To establish and validate a predictive model for the risk of death in patients with Staphylococcus aureus (S. aureus) bloodstream infection (BSI) to support clinical decision-making and patient management.

Methods

This study included demographic and clinical data from 206 patients with S. aureus BSI in China from January 2020 to June 2025. Variable selection was performed using Least Absolute Shrinkage and Selection Operator (LASSO) regression. Independent risk factors were then identified by multivariate Cox regression analysis. A prognostic model and corresponding nomogram were constructed. The models were evaluated using bootstrap, the area under the curve (AUC) of Receiver Operating Characteristic (ROC), decision curve analysis (DCA), and calibration curves. Finally, data from 60 patients with S. aureus BSI from other centers were used for external validation of the model.

Results

Based on the results of LASSO regression, the low red blood cell count (RBC), increased age, elevated C-reactive protein (CRP), elevated blood urea nitrogen (BUN), and low platelet counts (PLT) were used to construct the prognostic model. Among the aforementioned factors, the low RBC (hazard ratio [HR] of 0.41; 95% confidence interval [CI],0.22–0.76) and increased age (HR,1.04; 95%CI,1.00–1.07) were found to be independent risk factors for death in patients with S. aureus BSI. The results of bootstrap showed that the model’s bias and C-index were 0.003 and 0.735, respectively.
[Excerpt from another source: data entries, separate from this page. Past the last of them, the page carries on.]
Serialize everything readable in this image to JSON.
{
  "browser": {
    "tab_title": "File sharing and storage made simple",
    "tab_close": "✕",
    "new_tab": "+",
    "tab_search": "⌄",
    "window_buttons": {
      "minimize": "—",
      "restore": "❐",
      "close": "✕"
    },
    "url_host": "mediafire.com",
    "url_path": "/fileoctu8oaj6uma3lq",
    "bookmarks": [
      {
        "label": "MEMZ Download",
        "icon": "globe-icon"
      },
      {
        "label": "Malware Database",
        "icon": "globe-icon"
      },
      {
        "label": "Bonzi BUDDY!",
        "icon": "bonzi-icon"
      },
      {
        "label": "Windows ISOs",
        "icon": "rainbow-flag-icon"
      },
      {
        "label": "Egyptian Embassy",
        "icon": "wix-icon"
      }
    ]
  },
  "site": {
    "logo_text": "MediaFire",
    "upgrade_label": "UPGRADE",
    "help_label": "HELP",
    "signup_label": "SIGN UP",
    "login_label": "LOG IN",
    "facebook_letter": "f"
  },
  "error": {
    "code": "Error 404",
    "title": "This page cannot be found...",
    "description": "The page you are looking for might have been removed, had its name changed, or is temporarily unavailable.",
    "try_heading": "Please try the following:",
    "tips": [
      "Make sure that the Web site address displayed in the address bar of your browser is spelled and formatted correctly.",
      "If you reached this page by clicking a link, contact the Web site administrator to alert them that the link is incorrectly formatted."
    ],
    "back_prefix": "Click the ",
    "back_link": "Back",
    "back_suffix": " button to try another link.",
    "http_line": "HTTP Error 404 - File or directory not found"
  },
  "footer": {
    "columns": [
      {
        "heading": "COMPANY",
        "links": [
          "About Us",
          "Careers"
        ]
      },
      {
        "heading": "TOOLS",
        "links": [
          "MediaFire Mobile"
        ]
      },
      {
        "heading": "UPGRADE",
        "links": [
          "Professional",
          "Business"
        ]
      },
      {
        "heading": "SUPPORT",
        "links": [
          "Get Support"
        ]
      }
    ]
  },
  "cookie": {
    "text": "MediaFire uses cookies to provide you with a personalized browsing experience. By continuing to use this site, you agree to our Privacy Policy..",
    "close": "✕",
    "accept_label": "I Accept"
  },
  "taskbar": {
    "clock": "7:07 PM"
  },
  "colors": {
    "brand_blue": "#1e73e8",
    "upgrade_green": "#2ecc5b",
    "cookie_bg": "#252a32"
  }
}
The ROC curve shows that AUC values across three cohorts ranged from 0.724 to 0.831. These three calibration curves show that at 7, 14, and 28 days, the curves fluctuate around the 45°diagonal line. This indicates a good correlation between the actual risk and the predicted risk, demonstrating a high degree of calibration. The DCA curves showed that the model yielded relatively stable clinical net benefits for 28-day mortality risk prediction within the risk threshold range of 10 ~ 25%.

Conclusion

RBC and age are independent risk factors for 28-day mortality in patients with S. aureus BSI. When combined with CRP, BUN, and PLT, they show certain prognostic predictive value. In patients with S. aureus BSI, our model could facilitate close clinical monitoring, prompt intervention, and improvement of patient prognosis.